Many math teachers claim that geometry has changed over the last half-century. In fact, given the advent of integrated math and Common Core Standards, some (including myself) feel that the meat of geometry has been replaced by a utilitarian skeleton that does little to satisfy.

As a a means to reflect on whether or not geometry has changed, consider the following AMSCO Exam from January 1954. Can you (or your students) successfully pass it?

Note: I am not saying that this exam represents the geometry I believe should be taught (As it doesn't)...but it does provide a contrast from the geometries taught separated by a 60-year period.

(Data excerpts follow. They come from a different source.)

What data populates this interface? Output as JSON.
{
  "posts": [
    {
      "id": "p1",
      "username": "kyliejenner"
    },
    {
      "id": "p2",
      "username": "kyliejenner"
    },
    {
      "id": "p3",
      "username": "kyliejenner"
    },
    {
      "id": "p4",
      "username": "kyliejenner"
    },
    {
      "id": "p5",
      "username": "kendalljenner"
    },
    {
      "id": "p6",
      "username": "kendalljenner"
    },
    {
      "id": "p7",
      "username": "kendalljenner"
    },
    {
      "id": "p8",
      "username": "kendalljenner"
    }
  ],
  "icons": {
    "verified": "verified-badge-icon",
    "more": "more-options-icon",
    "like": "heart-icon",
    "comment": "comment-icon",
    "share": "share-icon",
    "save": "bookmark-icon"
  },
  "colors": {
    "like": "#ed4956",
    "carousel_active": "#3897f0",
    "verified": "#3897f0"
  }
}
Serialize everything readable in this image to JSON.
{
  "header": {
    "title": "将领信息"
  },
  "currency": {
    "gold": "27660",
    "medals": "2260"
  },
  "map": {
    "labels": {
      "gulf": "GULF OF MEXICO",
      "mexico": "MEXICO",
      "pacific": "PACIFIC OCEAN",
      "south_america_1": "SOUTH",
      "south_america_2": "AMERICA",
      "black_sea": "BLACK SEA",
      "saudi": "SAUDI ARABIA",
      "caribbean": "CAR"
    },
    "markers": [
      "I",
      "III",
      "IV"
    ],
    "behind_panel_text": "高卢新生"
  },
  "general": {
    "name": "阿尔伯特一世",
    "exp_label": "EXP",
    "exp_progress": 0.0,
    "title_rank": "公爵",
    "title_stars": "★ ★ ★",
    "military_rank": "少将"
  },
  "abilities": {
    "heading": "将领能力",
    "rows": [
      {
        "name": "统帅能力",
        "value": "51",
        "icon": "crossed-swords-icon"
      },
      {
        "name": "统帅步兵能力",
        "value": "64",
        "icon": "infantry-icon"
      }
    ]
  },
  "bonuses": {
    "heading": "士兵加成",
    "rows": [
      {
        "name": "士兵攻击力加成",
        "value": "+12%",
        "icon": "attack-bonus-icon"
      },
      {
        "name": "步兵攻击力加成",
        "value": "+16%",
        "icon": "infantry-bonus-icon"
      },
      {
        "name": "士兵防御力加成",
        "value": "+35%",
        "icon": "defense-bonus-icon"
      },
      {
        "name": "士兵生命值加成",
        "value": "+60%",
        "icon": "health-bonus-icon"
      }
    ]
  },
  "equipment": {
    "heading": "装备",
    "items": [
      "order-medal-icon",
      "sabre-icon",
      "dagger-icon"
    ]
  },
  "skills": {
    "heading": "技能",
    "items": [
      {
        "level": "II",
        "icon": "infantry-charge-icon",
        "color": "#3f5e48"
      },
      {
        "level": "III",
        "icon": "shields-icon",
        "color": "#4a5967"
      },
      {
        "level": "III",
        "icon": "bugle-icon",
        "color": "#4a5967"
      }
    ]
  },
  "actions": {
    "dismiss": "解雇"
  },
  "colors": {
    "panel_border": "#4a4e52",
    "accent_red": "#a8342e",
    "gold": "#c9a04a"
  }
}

Part II (Part I appeared last week)
Answer three questions from Part II. Values in square brackets are credit values.
  • Prove: Two right triangles are congruent if the hypotenuse and a leg of one are equal to the hypotenuse and a leg of the other. [10]
  • Diagonal AC of parallelogram ABCD is extended through A to point E and through C to point F, making CF equal to AE. Lines ED, DF, FB, and BE are drawn. prove that EDFB is a parallelogram. [10]
  • Prove: If two chords intersect within a circle, the product of the segments of one is equal to the product of the segments of the other. [10]
  • In triangle ABC, sides AB and AC are equal. A line through B intersects AC at D. BD is extended through D to point E, and CE is drawn. prove that BE is greater than CE. [10]
  • Paralell lines r and s are d distance apart and point P is any point between the two lines.
    1. What is the length of the radius of a circle that is tangent to both r and s? [1]
    2. What is the locus of the center of a circle that is tangent to both r and s? [2]
    3. What is the locus of the center of a circle whose radius is d/2 and which passes through P? [2]
    4. On your answer paper draw the figure at the right. [Construction of r parallel to s is not required.] Now construct a circle tangent to the two parallel lines and passing through the given point P. [4]
    5. How many different circles are there that satisfy the requirements specified in part 3? [1]
Part III

Answer two questions from Part III.

  • In the accompanying figure, BCD is a semicircle and AB and ED are equal quadrants. (A quadrant is a quarter of a circle.) AE is 42 inches and the diameter of the semicircle is 28 inches. Find the area of the figure. [Use π = 22/7] [10]
  • The longer base of an isosceles trapezoid is 40, one leg is 20 and one of the base angles is 63o.
    1. Find to the nearest integer: (a) the altitude of the trapezoid [3] and (b) the shorter base of the trapezoid [4]
    2. Using the results found in answer to part 1, find the area of the trapezoid. [3]
  • Quadrilateral ABCDE is inscribed in a circle and arcs AB, BC, CD, and DA are in the ratio 3:3:4:2.
    1. Find the number of degrees in each of the fouyr arcs. [2]
    2. If AC is drawn, find the number of degrees in angles CAB and ACD. [2]
    3. If chord AD is 10, find the (a) circumference of the circle, and (b) area of triangle ABC. [3]
  • For each statement listed, the numerical value, correct to the enarest tenth, is given in the list below (a)-(g). List the numbers 1-5 on your answer paper and after each number write the letter indicating the numerical value of the corresponding statement. [10]
    1. The side of a square whose diagonal is 10
    2. The area of a rhombus whose diagonals are 4.8 and 4.
    3. The hypotenuse of a right triangle whose legs are are 6 and 14.
    4. The area of a regular hexagon whose side is 2.
    5. The length of an arc of 80o in a circle whose circumference is 37 1/2.
(a) 7.1 (b) 8.3 (c) 9.6 (d) 10.4 (e) 13.4 (f) 15.2 (g) 15.3


Note: Something odd is that this ARCO exam supposedly is from January 1954, yet the copyright of the text providing the exam has a copyright of 1950!

 

Source: I. Dressler, Reviewing Plane Geometry. AMSCO, 1950


Hint: None provided, except think like a student in 1954!

 


Solution Commentary: None provided....for each question, you can search out a reasonable answer...even now in the year 2014!